巨大な赤竜ギースリは魔界の竜族の王。その爪牙の鋭さと吐く炎熱の吐息は強烈だが、彼の何よりの強さは魔軍最強の防御力、最強硬度の竜鱗にある。蠅王イハズヤは言葉遣いこそたどたどしいが魔術の王を謳われるほどの魔術巧者。一度に複数の魔術を同時詠唱可能な魔王以外唯一の個体であり、空中から強烈な魔法を乱射するさまは戦術爆撃機といってもいいほどの破壊力を誇る。そしてイハズヤは虚偽の女神ゴルダーフィードに執心だった。
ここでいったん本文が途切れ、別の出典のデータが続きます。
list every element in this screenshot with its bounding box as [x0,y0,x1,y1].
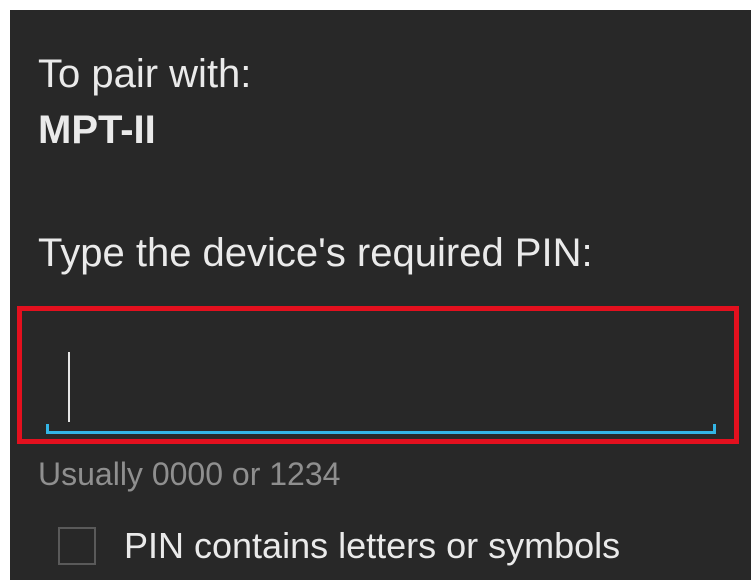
device-name: MPT-II [38,108,156,152]
alphanumeric-pin-option[interactable]: PIN contains letters or symbols [58,520,620,572]
alphanumeric-pin-checkbox[interactable] [58,527,96,565]
alphanumeric-pin-label: PIN contains letters or symbols [124,525,621,566]
pin-input-underline [46,424,716,434]
pair-with-label: To pair with: [38,52,252,96]
text-cursor [68,352,70,422]
pin-prompt: Type the device's required PIN: [38,231,593,275]
pin-hint: Usually 0000 or 1234 [38,456,341,492]
pin-input[interactable] [46,336,716,432]
pairing-dialog: To pair with: MPT-II Type the device's r… [10,10,751,580]
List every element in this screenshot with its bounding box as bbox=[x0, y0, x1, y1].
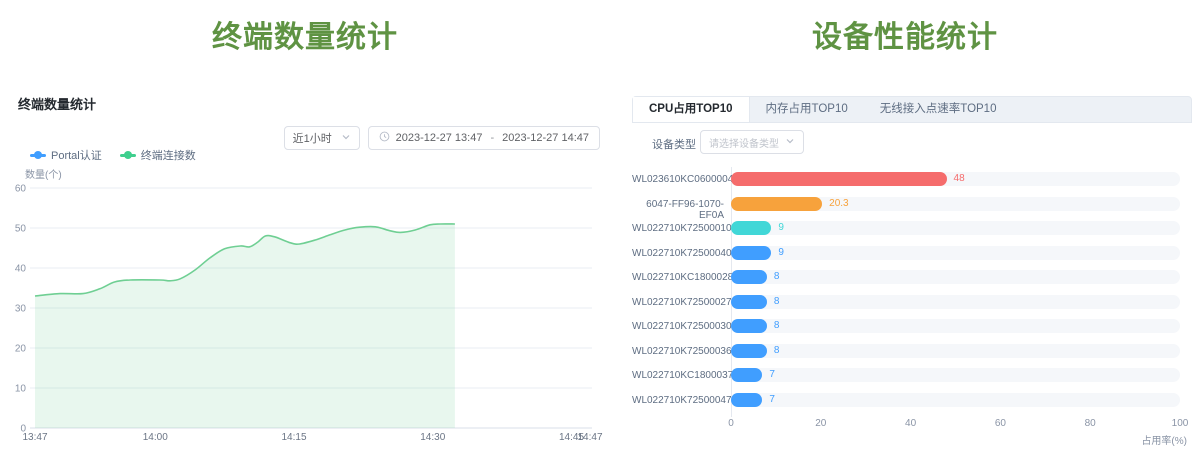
bar[interactable] bbox=[731, 221, 771, 235]
device-type-label: 设备类型 bbox=[652, 136, 696, 152]
bar-category-label: WL022710K725000307 bbox=[632, 321, 724, 332]
legend-label: Portal认证 bbox=[51, 147, 102, 163]
bar-value-label: 48 bbox=[954, 172, 965, 186]
perf-tabbar: CPU占用TOP10内存占用TOP10无线接入点速率TOP10 bbox=[632, 96, 1192, 123]
bar-category-label: WL022710KC18000372 bbox=[632, 370, 724, 381]
x-tick-label: 20 bbox=[815, 418, 826, 429]
x-tick-label: 14:15 bbox=[281, 432, 306, 443]
bar-value-label: 20.3 bbox=[829, 197, 848, 211]
bar-value-label: 8 bbox=[774, 295, 780, 309]
device-type-select[interactable]: 请选择设备类型 bbox=[700, 130, 804, 154]
bar-category-label: WL023610KC06000043 bbox=[632, 174, 724, 185]
bar[interactable] bbox=[731, 197, 822, 211]
bar-track bbox=[731, 270, 1180, 284]
date-range-start: 2023-12-27 13:47 bbox=[396, 132, 483, 144]
y-tick-label: 50 bbox=[15, 224, 27, 235]
bar-track bbox=[731, 221, 1180, 235]
terminal-stats-heading: 终端数量统计 bbox=[0, 0, 610, 56]
tab-1[interactable]: 内存占用TOP10 bbox=[750, 97, 864, 122]
device-perf-section: 设备性能统计 CPU占用TOP10内存占用TOP10无线接入点速率TOP10 设… bbox=[610, 0, 1200, 456]
bar-track bbox=[731, 295, 1180, 309]
x-tick-label: 60 bbox=[995, 418, 1006, 429]
bar-track bbox=[731, 393, 1180, 407]
y-axis-name: 数量(个) bbox=[25, 166, 62, 181]
x-tick-label: 13:47 bbox=[22, 432, 47, 443]
bar-value-label: 7 bbox=[769, 393, 775, 407]
bar-category-label: WL022710K725000272 bbox=[632, 297, 724, 308]
bar[interactable] bbox=[731, 368, 762, 382]
cpu-top10-chart[interactable]: WL023610KC06000043 48 6047-FF96-1070-EF0A 2… bbox=[632, 165, 1192, 448]
x-tick-label: 80 bbox=[1085, 418, 1096, 429]
legend-marker-icon bbox=[120, 154, 136, 157]
time-range-value: 近1小时 bbox=[293, 130, 332, 146]
x-tick-label: 14:00 bbox=[143, 432, 168, 443]
bar[interactable] bbox=[731, 246, 771, 260]
bar[interactable] bbox=[731, 270, 767, 284]
y-tick-label: 10 bbox=[15, 384, 27, 395]
y-tick-label: 60 bbox=[15, 184, 27, 195]
x-tick-label: 14:47 bbox=[577, 432, 602, 443]
terminal-panel-title: 终端数量统计 bbox=[18, 94, 96, 113]
bar-value-label: 8 bbox=[774, 270, 780, 284]
date-range-separator: - bbox=[488, 132, 496, 144]
clock-icon bbox=[379, 131, 390, 145]
bar-track bbox=[731, 344, 1180, 358]
legend-item-1[interactable]: 终端连接数 bbox=[120, 147, 196, 163]
legend-item-0[interactable]: Portal认证 bbox=[30, 147, 102, 163]
bar-value-label: 8 bbox=[774, 344, 780, 358]
device-type-placeholder: 请选择设备类型 bbox=[709, 135, 779, 150]
x-tick-label: 40 bbox=[905, 418, 916, 429]
bar[interactable] bbox=[731, 172, 947, 186]
legend-marker-icon bbox=[30, 154, 46, 157]
bar-track bbox=[731, 368, 1180, 382]
time-range-select[interactable]: 近1小时 bbox=[284, 126, 360, 150]
tab-0[interactable]: CPU占用TOP10 bbox=[633, 97, 750, 122]
bar-track bbox=[731, 246, 1180, 260]
series-area bbox=[35, 224, 455, 428]
bar-value-label: 9 bbox=[778, 246, 784, 260]
date-range-picker[interactable]: 2023-12-27 13:47 - 2023-12-27 14:47 bbox=[368, 126, 600, 150]
bar-category-label: WL022710K725000409 bbox=[632, 248, 724, 259]
line-chart-svg: 010203040506013:4714:0014:1514:3014:4514… bbox=[0, 180, 610, 456]
bar-value-label: 9 bbox=[778, 221, 784, 235]
legend-label: 终端连接数 bbox=[141, 147, 196, 163]
bar-value-label: 8 bbox=[774, 319, 780, 333]
bar-category-label: WL022710K725000470 bbox=[632, 395, 724, 406]
chart-legend: Portal认证 终端连接数 bbox=[30, 147, 196, 163]
bar[interactable] bbox=[731, 393, 762, 407]
y-tick-label: 20 bbox=[15, 344, 27, 355]
x-axis-name: 占用率(%) bbox=[1141, 432, 1187, 447]
bar[interactable] bbox=[731, 319, 767, 333]
terminal-count-chart[interactable]: 010203040506013:4714:0014:1514:3014:4514… bbox=[0, 180, 610, 456]
chevron-down-icon bbox=[785, 136, 795, 149]
chevron-down-icon bbox=[341, 132, 351, 145]
tab-2[interactable]: 无线接入点速率TOP10 bbox=[864, 97, 1013, 122]
bar-category-label: 6047-FF96-1070-EF0A bbox=[632, 199, 724, 221]
x-tick-label: 14:30 bbox=[420, 432, 445, 443]
device-perf-card: CPU占用TOP10内存占用TOP10无线接入点速率TOP10 设备类型 请选择… bbox=[632, 96, 1192, 448]
y-tick-label: 40 bbox=[15, 264, 27, 275]
bar-category-label: WL022710K725000102 bbox=[632, 223, 724, 234]
bar-category-label: WL022710KC18000280 bbox=[632, 272, 724, 283]
bar-track bbox=[731, 319, 1180, 333]
bar[interactable] bbox=[731, 295, 767, 309]
terminal-stats-section: 终端数量统计 终端数量统计 近1小时 2023-12-27 13:47 - 20… bbox=[0, 0, 610, 456]
bar-category-label: WL022710K725000369 bbox=[632, 346, 724, 357]
x-tick-label: 0 bbox=[728, 418, 734, 429]
date-range-end: 2023-12-27 14:47 bbox=[502, 132, 589, 144]
bar-value-label: 7 bbox=[769, 368, 775, 382]
bar[interactable] bbox=[731, 344, 767, 358]
device-perf-heading: 设备性能统计 bbox=[610, 0, 1200, 56]
x-tick-label: 100 bbox=[1172, 418, 1189, 429]
y-tick-label: 30 bbox=[15, 304, 27, 315]
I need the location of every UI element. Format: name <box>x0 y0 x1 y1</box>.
丞相曹国舅「やめておけ、ギースリ、イハズヤ。巨体のお前たちでは天界の砲撃機構のいい的になるわ。まずは砲撃機構を黙らせんとな」

白髭の仙人然とした老人は魔軍丞相・曹国舅。魔界の政務一切を取り仕切る剛腕宰相であり、魔力・権勢ともに魔王に次ぐ、自他ともに認める魔軍のナンバー2。

ギースリ「ぬうぅ……」

魔王「ま、腐んなよ、ギースリ、イハズヤ。おめーらには後で見せ場を用意すっからよ」

イハズヤ「魔王様ガ、そう仰ルナラ……」

魔王「んじゃ、天界東平原をオードの獣王軍団、南神門にゲオルギウスの死人騎士団、西門にオードのオーク兵団だ。ばっちりやっちゃってくれや!」

トゥクタミシュ「は!」

オード「魔王様に弥栄(いやさか)あれ!」


天界トゥルクテイア、神門内部コントロールセンター。